A Rovereto intanto si trasferisce la compagnia Abbondanza Bertoni dalla sede di Bologna. Doppia «figata». Per un anno e mezzo Dalia si occupa esclusivamente della compagnia, che nel frattempo cresce e diventa residenziale al Teatro alla Cartiera e inizia ad accogliere anche altri artisti associati. Intanto acquisisce esperienze, capisce che vuole fare anche altro. «Quante volte mi sono detta: io non sono solo questa».
Si immerge nel lavoro dentro i confini di un territorio «di valli sperdute». Prima l’apertura di uno spazio di coworking e innovazione culturale a Rovereto, quindi, dieci anni fa, il salto: una sede più grande a Trento. «Mille e cinquecento metri con un grande parcheggio coi conigli selvatici che rodevano i cavi dell’aria condizionata, causando danni enormi. Diamo lavoro a 8 persone che diventano 12 con le collaborazioni ai progetti. Adesso sono al secondo mandato di presidenza cooperativa, la formula più adeguata, del resto, in un territorio in cui tutto ciò che ha avuto sviluppo viene dal mondo della cooperazione. Uno dice: figo, per una donna. Se sia figo non lo so. Ma ho 43 anni, e se mi rivedo indietro penso: però, quante cose ho fatto».
Tante, davvero, se ci mettiamo anche il periodo romano di proposte di ricerche al Maxxi – Museo delle arti del XXI secolo – periodo in cui, tra le altre, «mettevo su dischi in un locale per sbarcare il lunario».
Rifarebbe tutto? «Con gli occhi di oggi ho qualche dubbio. Vuoi cambiare il mondo, ma la verità è che si è composti da più anime e non è facile farlo capire. Hub non è solo un’agenzia che organizza eventi. Non facciamo bottoni, dove cambi attrezzatura e via. Cerco da sempre di mantenere un mio stato “cinico” a livello medio e penso: esistiamo se sappiamo leggere il presente, e forse alla fine questo nostro seminare alcune lampadine le ha accese».
Il futuro è da immaginare. Anche se i giovani «penso non siano più yeah come anni fa». Si cerca sicurezza, stabilità, «ma io non so nemmeno cos’è la stabilità. Ho sempre pensato: domani ne invento un’altra. Forse sono matta, o forse penso solo di non essere la persona che vuole fare quel tipo di lavoro lì. Quello che dà stabilità e sicurezza». Per fare un esempio, «chi ha mai avuto le cinque canoniche settimane di ferie? Chi ha mai avuto la tutela sanitaria? Però questo fatto di poter cambiare è sempre stato uno dei grandi motori delle mie giornate».
Impact Hub mette in campo progetti importanti.
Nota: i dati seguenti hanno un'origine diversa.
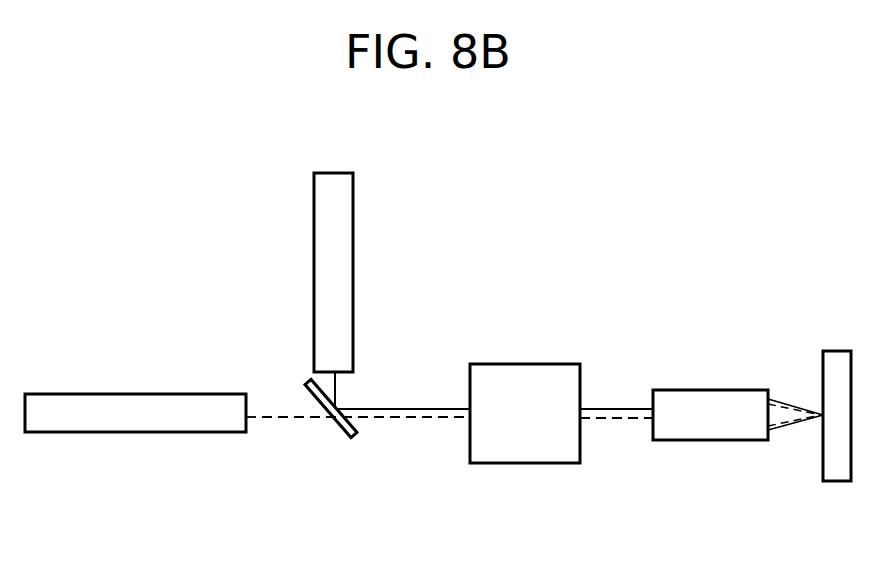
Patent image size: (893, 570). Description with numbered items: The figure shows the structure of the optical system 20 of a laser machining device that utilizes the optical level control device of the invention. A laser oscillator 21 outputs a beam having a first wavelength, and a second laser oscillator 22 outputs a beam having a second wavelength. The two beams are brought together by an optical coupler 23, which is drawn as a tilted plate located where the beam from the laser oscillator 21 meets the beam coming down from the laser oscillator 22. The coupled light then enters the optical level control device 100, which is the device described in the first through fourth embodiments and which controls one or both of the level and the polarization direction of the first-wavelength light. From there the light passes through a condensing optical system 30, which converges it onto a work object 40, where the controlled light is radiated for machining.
Come quello con il Parco Adamello Brenta, il più grande della regione che coinvolge 14 comuni e 6 aziende di promozione turistica.
Dalia oggi è anche coordinatrice didattica della seda laboratoriale di Laba (Libera accademia di Belle Arti) di Trento e titolare del corso universitario Cultura e pratica dello spettacolo dal vivo alla Laba di Brescia. Nel 2019 viene eletta nel CDA del Mart, Museo di arte moderna e contemporanea di Trento e Rovereto. Nel frattempo ci sono le elezioni, vince la Lega, Vittorio Sgarbi viene nominato presidente e «la cosa buffa è che mi sono trovata a leggere sui giornali “Macii alla corte di Sgarbi”. Così, senza comunicazioni». Però scopre che è un presidente «istrionico ma anche molto pop». Detto come accezione positiva, «perché poi non è da tutti portare 30 mila persone alla mostra di Fortunato Depero. Mi morderei le ginocchia ma lo ammetto».
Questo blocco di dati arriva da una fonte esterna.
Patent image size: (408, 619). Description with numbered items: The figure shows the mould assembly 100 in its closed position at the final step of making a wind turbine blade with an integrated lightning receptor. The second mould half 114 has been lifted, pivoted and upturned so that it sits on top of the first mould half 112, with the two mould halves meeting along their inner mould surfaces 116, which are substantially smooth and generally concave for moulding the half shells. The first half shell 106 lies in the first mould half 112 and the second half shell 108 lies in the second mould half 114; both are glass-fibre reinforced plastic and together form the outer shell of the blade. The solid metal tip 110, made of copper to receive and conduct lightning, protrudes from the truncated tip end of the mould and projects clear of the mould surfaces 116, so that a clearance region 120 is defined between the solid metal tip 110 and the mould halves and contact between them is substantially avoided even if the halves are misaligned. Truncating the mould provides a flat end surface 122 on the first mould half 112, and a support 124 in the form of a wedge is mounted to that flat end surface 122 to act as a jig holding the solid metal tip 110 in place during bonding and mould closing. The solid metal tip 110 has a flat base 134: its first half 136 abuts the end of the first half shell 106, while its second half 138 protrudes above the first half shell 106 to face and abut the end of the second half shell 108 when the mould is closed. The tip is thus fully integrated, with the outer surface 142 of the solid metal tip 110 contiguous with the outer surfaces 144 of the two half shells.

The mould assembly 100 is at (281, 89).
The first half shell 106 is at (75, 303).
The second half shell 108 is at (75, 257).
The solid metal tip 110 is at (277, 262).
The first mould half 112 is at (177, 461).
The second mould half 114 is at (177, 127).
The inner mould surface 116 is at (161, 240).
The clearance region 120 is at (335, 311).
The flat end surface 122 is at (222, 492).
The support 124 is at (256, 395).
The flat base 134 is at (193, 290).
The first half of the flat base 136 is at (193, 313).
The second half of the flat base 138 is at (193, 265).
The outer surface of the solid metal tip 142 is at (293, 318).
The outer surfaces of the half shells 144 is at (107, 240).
Di buffo, diciamo così, c’è altro. Dalia Macii è l’unica donna al Cda «e unica donna un po’ dappertutto. Se mi pesa? Ora non più. Capita che mi chiedano come mi senta. Rispondo come vi sentite voi, il problema è vostro, non mio». Capita (spessissimo) che la chiamino consigliere. «Non mi arrabbio se mi chiamano così. È necessaria un’educazione al linguaggio, ma se ci fermiamo lì perdiamo un sacco di tempo e non siamo efficaci come vorremmo. Pensiamo a fare, a rompere le scatole, anche a costo di essere un filino sgradevoli. Poi, ok, tutto giustissimo. Sono circondata da situazioni in cui fanno fintamente attenzione a tutto, ma poi siamo sempre lì. Basterebbe che, quando mi vedono, unica donna, al tavolo, non mi scambiassero più per l’accompagnatrice di qualcuno, o che mi chiedessero: tu che fai? Chissà che faccio: pulisco i tavoli, forse?».